Eine Reihe alltäglicher Krankheitsbilder aus der Proktologie erfährt nach wie vor höchst unterschiedliche diagnostische und therapeutische Ansätze. Während wir inzwischen bei der chronischen Analfissur die lateral interne Sphinkteromyotomie bei erwiesenem Risiko der Inkontinenzentwicklung aufgegeben haben (hoffentlich), wird bei unterer intersphinkterer Fistel zwanglos die interne Spinkteromyotomie – sprich Fistulotomie – empfohlen.Wie sind bei der Therapie der perianalen Fistel mit Fibrinkleber/Fistelplug/Seton etc. derart unterschiedliche Erfolgsraten bzw. Angaben zur Inkontinenz zu interpretieren?

Spielt hier zu Teilen eine industrieorientierte Interpretation mit? Warum ist es bis heute nicht gelungen, zur bestmöglichen Therapie des äußeren Rektumprolapses eine vernünftige prospektiv randomisierte Studie zu den etablierten Operationen auf den Weg zu bringen?Liegt es nicht auf der Hand, dass die perineale Resektion nach Altemeier zu einem Reservoirverlust führen muss mit allen Folgen der Compliance?

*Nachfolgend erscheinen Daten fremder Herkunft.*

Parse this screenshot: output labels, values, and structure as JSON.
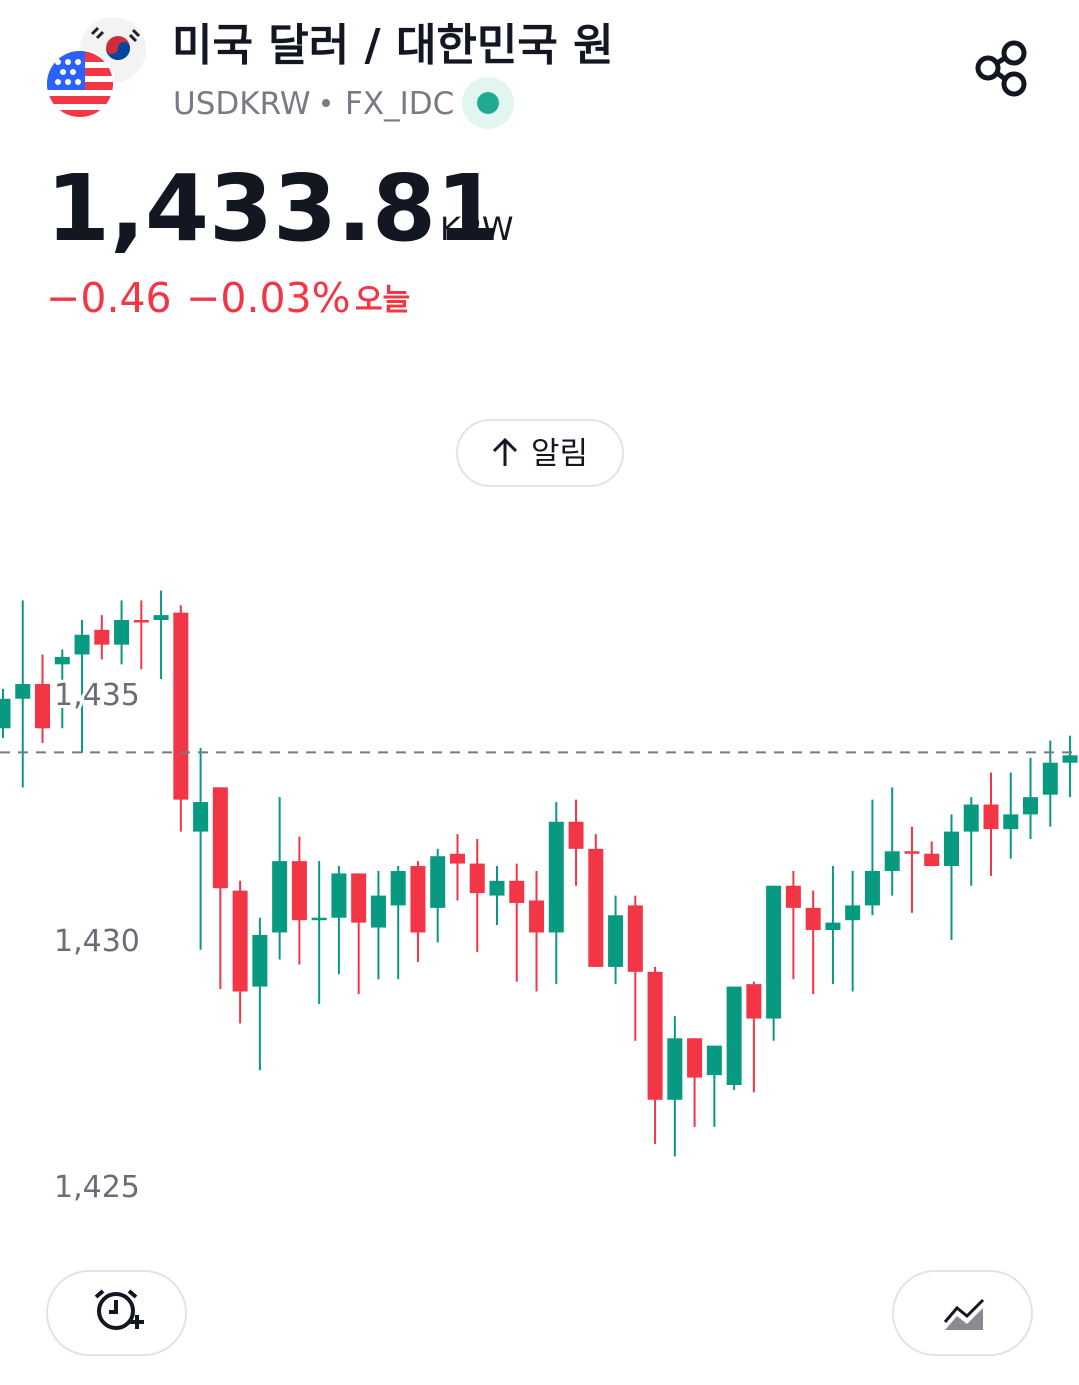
{
  "header": {
    "title": "미국 달러 / 대한민국 원",
    "symbol": "USDKRW",
    "exchange": "FX_IDC"
  },
  "quote": {
    "currency": "KRW",
    "change": "−0.46",
    "change_percent": "−0.03%",
    "period": "오늘"
  },
  "alert_button": {
    "label": "알림"
  },
  "chart_data": {
    "type": "candlestick",
    "last_price": {
      "value": 1433.81,
      "label": "1,433.81"
    },
    "categories": [
      null,
      null,
      null,
      null,
      null,
      null,
      null,
      null,
      null,
      null,
      null,
      null,
      null,
      null,
      null,
      null,
      null,
      null,
      null,
      null,
      null,
      null,
      null,
      null,
      null,
      null,
      null,
      null,
      null,
      null,
      null,
      null,
      null,
      null,
      null,
      null,
      null,
      null,
      null,
      null,
      null,
      null,
      null,
      null,
      null,
      null,
      null,
      null,
      null,
      null,
      null,
      null,
      null,
      null,
      null
    ],
    "open": [
      1434.3,
      1434.9,
      1435.2,
      1435.6,
      1435.8,
      1436.3,
      1436.0,
      1436.5,
      1436.5,
      1436.65,
      1432.2,
      1433.1,
      1431.0,
      1429.05,
      1430.15,
      1431.6,
      1430.4,
      1430.45,
      1431.35,
      1430.25,
      1430.7,
      1431.5,
      1430.65,
      1431.75,
      1431.55,
      1430.9,
      1431.2,
      1430.8,
      1430.15,
      1432.4,
      1431.85,
      1429.45,
      1430.7,
      1429.35,
      1426.75,
      1428.0,
      1427.25,
      1427.05,
      1429.1,
      1428.4,
      1431.1,
      1430.65,
      1430.2,
      1430.4,
      1430.7,
      1431.4,
      1431.8,
      1431.75,
      1431.5,
      1432.2,
      1432.75,
      1432.25,
      1432.55,
      1432.95,
      1433.6
    ],
    "high": [
      1435.1,
      1436.9,
      1435.8,
      1435.9,
      1436.5,
      1436.6,
      1436.9,
      1436.9,
      1437.1,
      1436.8,
      1433.9,
      1433.1,
      1431.2,
      1430.45,
      1432.9,
      1432.1,
      1431.6,
      1431.5,
      1431.35,
      1431.4,
      1431.5,
      1431.6,
      1431.85,
      1432.15,
      1432.05,
      1431.5,
      1431.55,
      1431.4,
      1432.8,
      1432.85,
      1432.15,
      1430.9,
      1430.9,
      1429.45,
      1428.45,
      1428.0,
      1427.85,
      1429.05,
      1429.15,
      1431.1,
      1431.4,
      1431.0,
      1431.5,
      1431.4,
      1432.85,
      1433.1,
      1432.3,
      1432.0,
      1432.55,
      1432.9,
      1433.4,
      1433.4,
      1433.7,
      1434.05,
      1434.15
    ],
    "low": [
      1434.1,
      1433.1,
      1434.0,
      1434.3,
      1433.8,
      1435.7,
      1435.6,
      1435.5,
      1435.3,
      1432.2,
      1429.8,
      1429.0,
      1428.3,
      1427.35,
      1429.6,
      1429.5,
      1428.7,
      1429.3,
      1428.9,
      1429.2,
      1429.2,
      1429.55,
      1429.95,
      1430.8,
      1429.75,
      1430.3,
      1429.15,
      1428.95,
      1429.1,
      1431.1,
      1429.45,
      1429.1,
      1427.95,
      1425.85,
      1425.6,
      1426.2,
      1426.2,
      1426.95,
      1426.9,
      1427.95,
      1429.2,
      1428.9,
      1429.1,
      1428.95,
      1430.5,
      1430.9,
      1430.55,
      1431.5,
      1430.0,
      1431.1,
      1431.3,
      1431.65,
      1432.05,
      1432.3,
      1432.9
    ],
    "close": [
      1434.9,
      1435.2,
      1434.3,
      1435.75,
      1436.2,
      1436.0,
      1436.5,
      1436.45,
      1436.6,
      1432.85,
      1432.8,
      1431.05,
      1428.95,
      1430.1,
      1431.6,
      1430.4,
      1430.45,
      1431.35,
      1430.35,
      1430.9,
      1431.4,
      1430.15,
      1431.7,
      1431.55,
      1430.95,
      1431.2,
      1430.75,
      1430.15,
      1432.4,
      1431.85,
      1429.45,
      1430.5,
      1429.35,
      1426.75,
      1428.0,
      1427.2,
      1427.85,
      1429.05,
      1428.4,
      1431.1,
      1430.65,
      1430.2,
      1430.35,
      1430.7,
      1431.4,
      1431.8,
      1431.75,
      1431.5,
      1432.2,
      1432.75,
      1432.25,
      1432.55,
      1432.9,
      1433.6,
      1433.75
    ],
    "up_color": "#089981",
    "down_color": "#f23645",
    "ylim": [
      1423.9,
      1437.72
    ],
    "yticks": [
      {
        "value": 1425,
        "label": "1,425"
      },
      {
        "value": 1430,
        "label": "1,430"
      },
      {
        "value": 1435,
        "label": "1,435"
      }
    ]
  }
}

Führt nicht eine korrekte Plikatur des distalen Rektums nach Mukosektomie durch die Delormesche Op zu permanentem „Entleerungsreiz“ durch den lokalen präanalen „Gewebeüberstand“? Wie soll ein innerer Rektumprolaps bzw. eine anteriore Rectocele von 2 cm als Operationsindikation gelten, wenn das Vorliegen dieser beiden „Pathologika“ in hohem Maße physiologisch ist?Die Einteilung des Hämorrhoidalleidens in 1., 2. und 3. Grad ist zu guten Teilen willkürlich – gerade noch 2 bei 2,4 oder schon 3 bei 2,8? Wie soll hier ein Vergleich von verschiedenen Therapieoptionen bei unterschiedlicher Interpretation der Erkrankung möglich sein?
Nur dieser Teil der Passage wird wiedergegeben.